Oscar Laighton was still alive when Allison worked here. Each morning she would bring his breakfast to room 14 in Cottage A. There was a special door there with a shelf to put the tray for Oscar, so the waitresses would not disturb him. Oscar always ate breakfast in his room, but for the other meals he would eat in the dining room. According to Allison, “Oscar loved the girls” and would often take them for rides in his boat. It was a small boat with a motor.
During the 1930s there weren’t pel shows to entertain the guests. Instead there was an orchestra , consisting of a cello, violin, and a piano, that played in the lobby.

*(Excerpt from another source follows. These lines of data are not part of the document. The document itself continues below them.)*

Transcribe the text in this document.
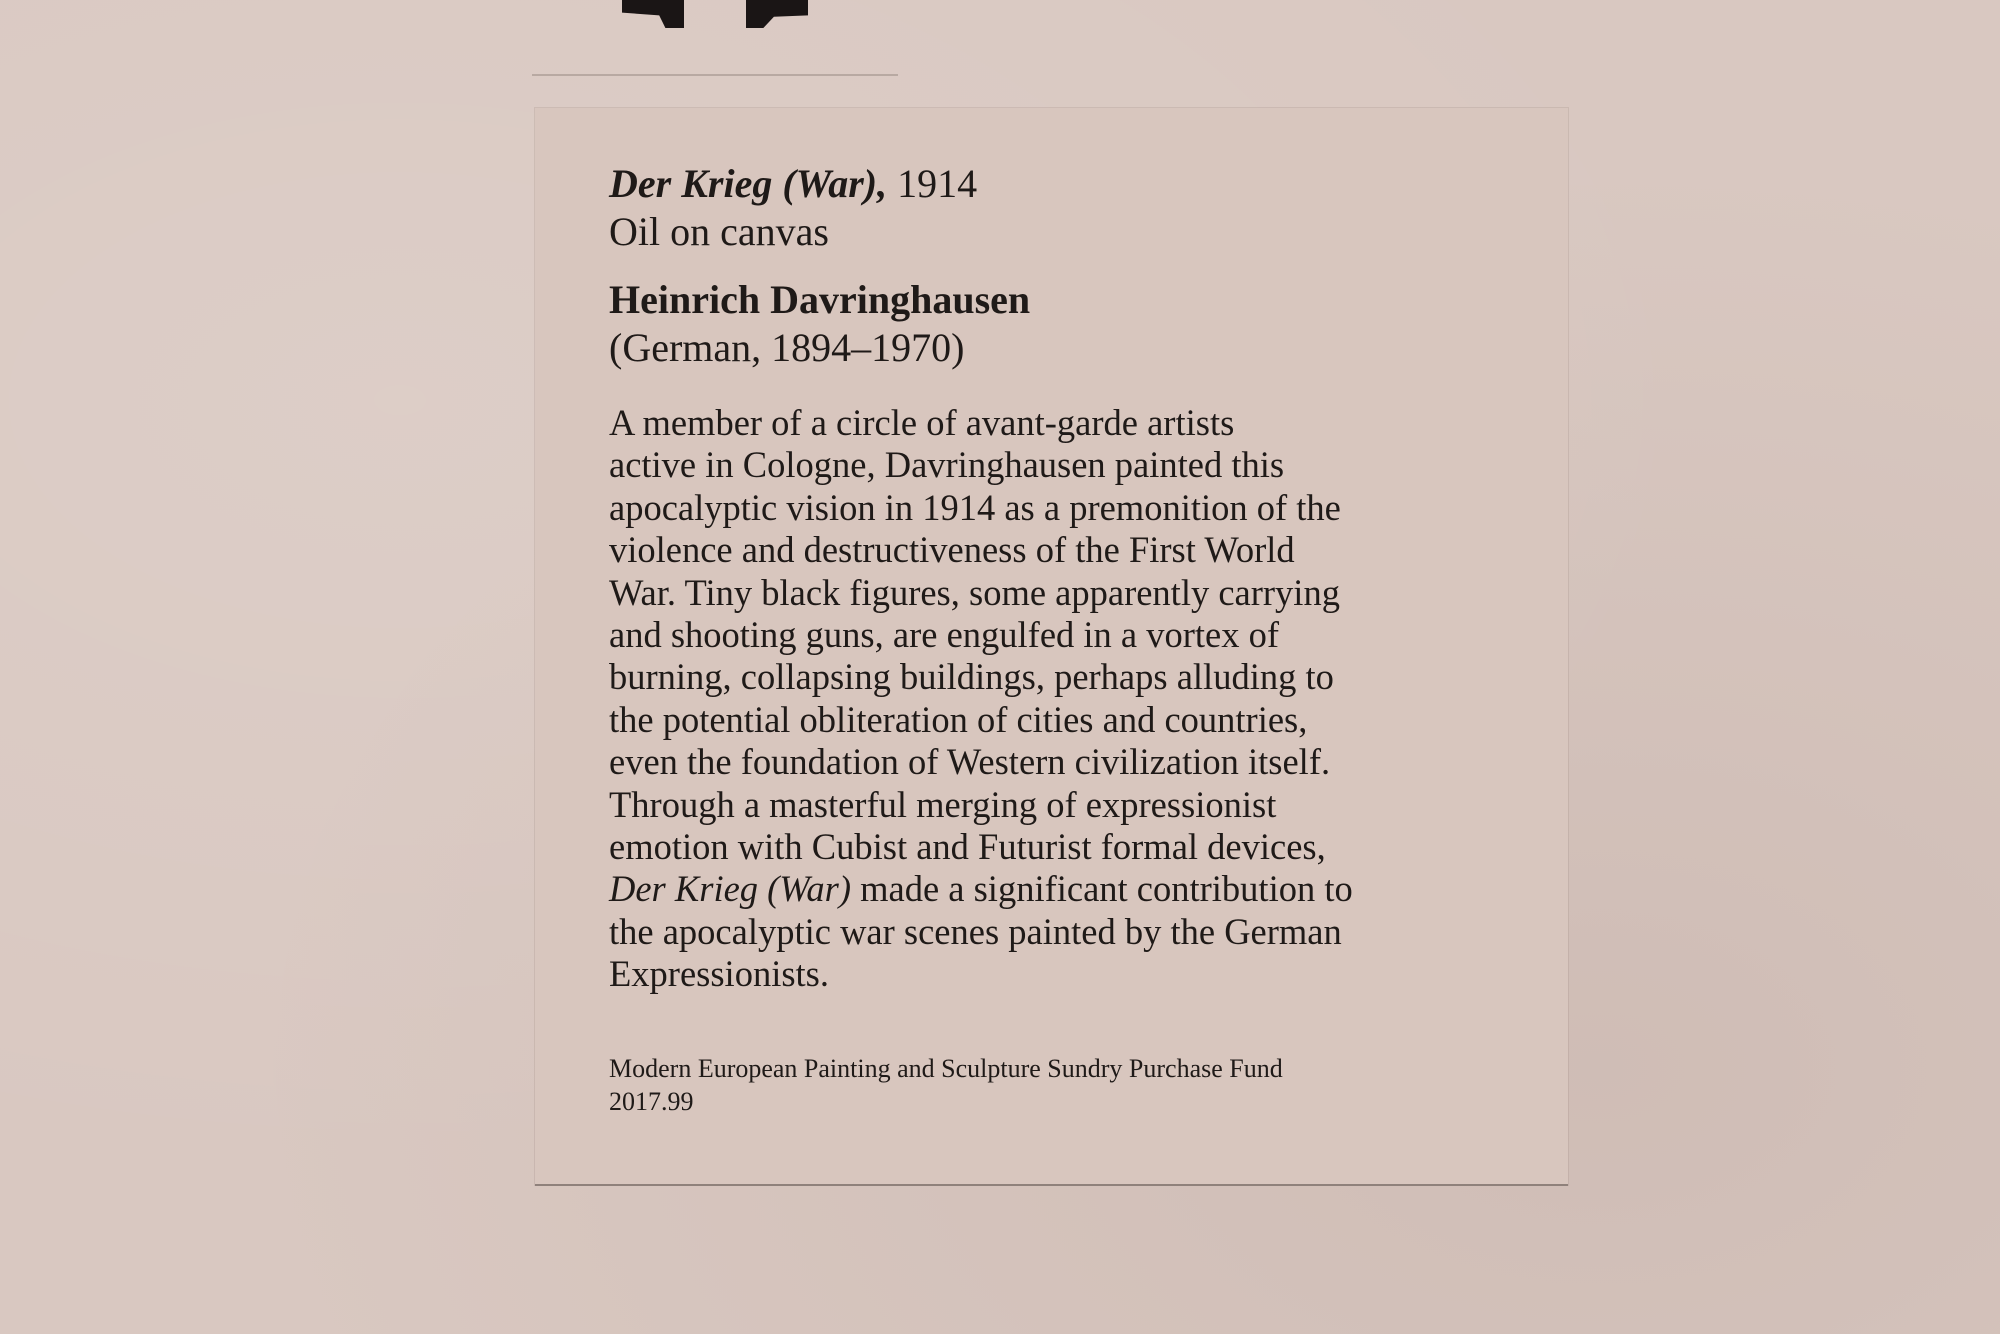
Der Krieg (War), 1914

Oil on canvas

Heinrich Davringhausen

(German, 1894–1970)

A member of a circle of avant-garde artists
active in Cologne, Davringhausen painted this
apocalyptic vision in 1914 as a premonition of the
violence and destructiveness of the First World
War. Tiny black figures, some apparently carrying
and shooting guns, are engulfed in a vortex of
burning, collapsing buildings, perhaps alluding to
the potential obliteration of cities and countries,
even the foundation of Western civilization itself.
Through a masterful merging of expressionist
emotion with Cubist and Futurist formal devices,
Der Krieg (War) made a significant contribution to
the apocalyptic war scenes painted by the German
Expressionists.
Modern European Painting and Sculpture Sundry Purchase Fund
2017.99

Back then the staff was not called Pelicans, but instead were affectionately known as “cheap help”.
Besides feeding the conference guests, the hotel also fed lunch to day visitors. Due to lack of communication resources, the kitchen staff had to guess on the number of day visitors who would be requesting lunch. This was before the days of the carrier pigeons. Allison recalled how she loved to wait on the day visitors because they were good tippers, much better than the hotel guests, and even better than the staff who didn’t tip at all.
Allison remembered that the General Alliance, Laymen League, YPRU, and the Congregational Conferences met in the 1930s. Allison attended YPRU the year before she began working for Star, and her parents were chaperones in 1922 for YPRU. In the 1930s , the season lasted 8 weeks (July and August). Occasionally the new help was let go after 6 weeks because the later conferences never filled up.
In contrast to today, fire was not a major concern of the hotel management. In case of a fire, a bucked brigade would have been assembled. Fire drills may have occured once or twice during the season, but never occured on a weekely basis as they do now.
1998 marks Allison Brayton’s sixty first year on island. Since working as a waitress she went on to be a registrar for the Alliance, and has attended the International Affairs conference for the past 35 years. Today Allison is still very active in her support of the island, and volunteers in the gift shop. When asked would she have changed anything, Allison replied “I hated being a waitress, but I loved being here!”